使用Postgres 9.5。测试数据:
create temp table rental (
customer_id smallint
,rental_date timestamp without time zone
,customer_name text
);
insert into rental values
(1, '2006-05-01', 'james'),
(1, '2006-06-01', 'james'),
(1, '2006-07-01', 'james'),
(1, '2006-07-02', 'james'),
(2, '2006-05-02', 'jacinta'),
(2, '2006-05-03', 'jacinta'),
(3, '2006-05-04', 'juliet'),
(3, '2006-07-01', 'juliet'),
(4, '2006-05-03', 'julia'),
(4, '2006-06-01', 'julia'),
(5, '2006-05-05', 'john'),
(5, '2006-06-01', 'john'),
(5, '2006-07-01', 'john'),
(6, '2006-07-01', 'jacob'),
(7, '2006-07-02', 'jasmine'),
(7, '2006-07-04', 'jasmine');
我试图了解现有客户的行为。我想回答这个问题:
客户根据最后一个订单(当月,上个月(m-1)...到m-12)再次订购的可能性是多少?
可能性计算如下:
distinct count of people who ordered in current month /
distinct count of people in their cohort.
因此,我需要生成一个表格,其中列出了当前订购的人员的数量,这些人员属于给定的群组。
因此,在一个队列中有什么规则?
- current month cohort: >1 order in month OR (1 order in month given no previous orders)
- m-1 cohort: <=1 order in current month and >=1 order in m-1
- m-2 cohort: <=1 order in current month and 0 orders in m-1 and >=1 order in m-2
- etc
我使用DVD Store数据库作为样本数据来开发查询:http://linux.dell.com/dvdstore/
以下是基于7月份的群组规则和聚合的示例
"month's orders being analysed"
(请注意:"month's orders being analysed"
列是下面“所需输出”表中的第一列:
customer_id | jul-16| jun-16| may-16|
------------|-------|-------|-------|
james | 1 1 | 1 | 1 | <- member of jul cohort, made order in jul
jasmine | 1 1 | | | <- member of jul cohort, made order in jul
jacob | 1 | | | <- member of jul cohort, did NOT make order in jul
john | 1 | 1 | 1 | <- member of jun cohort, made order in jul
julia | | 1 | 1 | <- member of jun cohort, did NOT make order in jul
juliet | 1 | | 1 | <- member of may cohort, made order in jul
jacinta | | | 1 1 | <- member of may cohort, did NOT make order in jul
此数据将输出下表:
--where m = month's orders being analysed
month's orders |how many people |how many people from |how many people |how many people from |how many people |how many people from |
being analysed |are in cohort m |cohort m ordered in m |are in cohort m-1 |cohort m-1 ordered in m |are in cohort m-2 |cohort m-2 ordered in m |...m-12
---------------|----------------|----------------------|------------------|------------------------|------------------|------------------------|
may-16 |5 |1 | | | | |
jun-16 | | |5 |3 | | |
jul-16 |3 |2 |2 |1 |2 |1 |
到目前为止,我的尝试一直是:
generate_series()
和
row_number() over (partition by customer_id order by rental_id desc)

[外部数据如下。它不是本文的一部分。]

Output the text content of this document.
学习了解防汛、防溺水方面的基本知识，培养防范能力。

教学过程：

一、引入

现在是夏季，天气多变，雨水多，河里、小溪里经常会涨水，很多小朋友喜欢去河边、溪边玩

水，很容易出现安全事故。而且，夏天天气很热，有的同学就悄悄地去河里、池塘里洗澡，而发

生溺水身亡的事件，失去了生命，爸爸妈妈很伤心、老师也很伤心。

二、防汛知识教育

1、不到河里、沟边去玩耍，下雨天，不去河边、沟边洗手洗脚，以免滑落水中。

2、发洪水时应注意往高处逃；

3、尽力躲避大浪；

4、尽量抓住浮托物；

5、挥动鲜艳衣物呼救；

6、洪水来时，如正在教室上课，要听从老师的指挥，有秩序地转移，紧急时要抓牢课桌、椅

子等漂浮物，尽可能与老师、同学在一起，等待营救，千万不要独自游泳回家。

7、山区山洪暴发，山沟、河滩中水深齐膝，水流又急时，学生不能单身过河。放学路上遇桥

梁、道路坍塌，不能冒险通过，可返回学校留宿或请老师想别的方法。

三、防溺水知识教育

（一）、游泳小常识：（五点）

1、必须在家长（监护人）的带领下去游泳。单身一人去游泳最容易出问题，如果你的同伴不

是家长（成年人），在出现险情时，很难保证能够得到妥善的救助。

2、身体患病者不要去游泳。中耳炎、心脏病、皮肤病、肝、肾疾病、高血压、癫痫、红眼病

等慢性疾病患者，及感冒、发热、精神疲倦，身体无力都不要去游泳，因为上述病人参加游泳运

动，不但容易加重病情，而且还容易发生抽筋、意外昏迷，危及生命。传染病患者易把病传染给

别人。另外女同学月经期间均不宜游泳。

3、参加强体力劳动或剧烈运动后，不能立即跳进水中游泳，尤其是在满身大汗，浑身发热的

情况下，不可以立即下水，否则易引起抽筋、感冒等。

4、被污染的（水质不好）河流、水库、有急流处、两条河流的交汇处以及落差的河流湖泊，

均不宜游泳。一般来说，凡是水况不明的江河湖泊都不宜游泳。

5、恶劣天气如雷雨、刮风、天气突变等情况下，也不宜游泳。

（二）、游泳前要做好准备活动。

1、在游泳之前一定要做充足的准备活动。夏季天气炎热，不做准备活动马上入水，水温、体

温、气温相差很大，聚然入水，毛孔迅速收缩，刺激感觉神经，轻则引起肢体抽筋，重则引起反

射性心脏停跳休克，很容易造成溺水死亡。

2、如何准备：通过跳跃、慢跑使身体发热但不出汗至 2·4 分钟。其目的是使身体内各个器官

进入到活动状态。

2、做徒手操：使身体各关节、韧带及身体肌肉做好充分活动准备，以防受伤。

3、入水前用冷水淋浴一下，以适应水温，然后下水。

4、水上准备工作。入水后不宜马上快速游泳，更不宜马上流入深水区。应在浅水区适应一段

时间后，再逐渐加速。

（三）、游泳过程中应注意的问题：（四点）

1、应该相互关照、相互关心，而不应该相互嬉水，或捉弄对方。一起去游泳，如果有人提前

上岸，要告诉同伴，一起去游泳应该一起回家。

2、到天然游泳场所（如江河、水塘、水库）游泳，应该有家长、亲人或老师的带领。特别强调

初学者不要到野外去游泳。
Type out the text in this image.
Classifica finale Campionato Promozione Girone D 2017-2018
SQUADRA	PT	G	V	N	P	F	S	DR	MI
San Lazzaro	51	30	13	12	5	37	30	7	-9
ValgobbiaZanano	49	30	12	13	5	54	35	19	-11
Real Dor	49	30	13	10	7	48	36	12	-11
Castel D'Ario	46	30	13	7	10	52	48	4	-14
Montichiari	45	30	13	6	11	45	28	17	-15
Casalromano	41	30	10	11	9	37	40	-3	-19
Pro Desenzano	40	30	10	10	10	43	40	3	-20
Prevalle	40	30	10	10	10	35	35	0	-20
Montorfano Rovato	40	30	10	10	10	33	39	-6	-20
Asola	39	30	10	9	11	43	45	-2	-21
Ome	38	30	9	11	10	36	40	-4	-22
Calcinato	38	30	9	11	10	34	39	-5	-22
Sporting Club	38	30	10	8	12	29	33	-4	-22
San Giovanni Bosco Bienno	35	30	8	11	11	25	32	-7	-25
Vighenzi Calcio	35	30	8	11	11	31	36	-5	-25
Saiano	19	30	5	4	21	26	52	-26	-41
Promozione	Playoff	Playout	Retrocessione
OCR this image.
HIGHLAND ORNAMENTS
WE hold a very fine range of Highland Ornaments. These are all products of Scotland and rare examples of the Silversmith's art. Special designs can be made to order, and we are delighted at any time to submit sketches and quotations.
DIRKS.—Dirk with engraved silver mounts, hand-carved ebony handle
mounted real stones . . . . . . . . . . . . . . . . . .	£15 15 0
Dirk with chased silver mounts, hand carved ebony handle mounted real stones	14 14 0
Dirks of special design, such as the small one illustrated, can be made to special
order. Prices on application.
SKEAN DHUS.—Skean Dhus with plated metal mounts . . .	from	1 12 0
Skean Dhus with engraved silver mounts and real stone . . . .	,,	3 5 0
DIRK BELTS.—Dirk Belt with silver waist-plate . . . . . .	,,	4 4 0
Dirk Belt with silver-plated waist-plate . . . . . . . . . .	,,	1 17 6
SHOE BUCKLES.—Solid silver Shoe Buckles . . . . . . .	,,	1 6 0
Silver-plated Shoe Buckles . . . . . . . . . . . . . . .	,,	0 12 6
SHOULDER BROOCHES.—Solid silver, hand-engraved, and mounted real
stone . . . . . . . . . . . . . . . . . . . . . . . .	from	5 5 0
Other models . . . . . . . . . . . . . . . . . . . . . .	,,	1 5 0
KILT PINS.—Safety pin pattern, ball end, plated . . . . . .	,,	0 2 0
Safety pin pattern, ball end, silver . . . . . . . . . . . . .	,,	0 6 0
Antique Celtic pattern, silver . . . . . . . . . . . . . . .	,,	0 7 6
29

我还没有能够把所有东西都聚集在一起(我已经尝试了好几个小时而且还没有解决它)。
为了便于阅读,我认为将我的工作部分发布更好(如果有人希望我完整地发布sql查询请注释 - 我会添加它)。
系列查询:
(select
generate_series(date_trunc(‘month’,min(rental_date)),date_trunc(‘month’,max(rental_date)),’1 month)) as month_being_analysed
from
rental) as series
排名查询:
(select
*,
row_number() over (partition by customer_id order by rental_id desc) as rnk
from
rental
where
date_trunc('month',rental_date) <= series.month_being_analysed) as orders_ranked
我想做类似的事情:对系列查询返回的每一行运行orders_ranked查询,然后在每次返回orders_ranked时进行基本聚合。
类似的东西:
(--this query counts the customers in cohort m-1
select
count(distinct customer_id)
from
(--this query ranks the orders that have occured <= to the date in the row of the 'series' table
select
*,
row_number() over (partition by customer_id order by rental_id desc) as rnk
from
rental
where
date_trunc('month',rental_date)<=series.month_being_analysed) as orders_ranked
where
(rnk=1 between series.month_being_analysed - interval ‘2 months’ and series.month_being_analysed - interval ‘1 months’)
OR
(rnk=2 between series.month_being_analysed - interval ‘2 months’ and series.month_being_analysed - interval ‘1 months’)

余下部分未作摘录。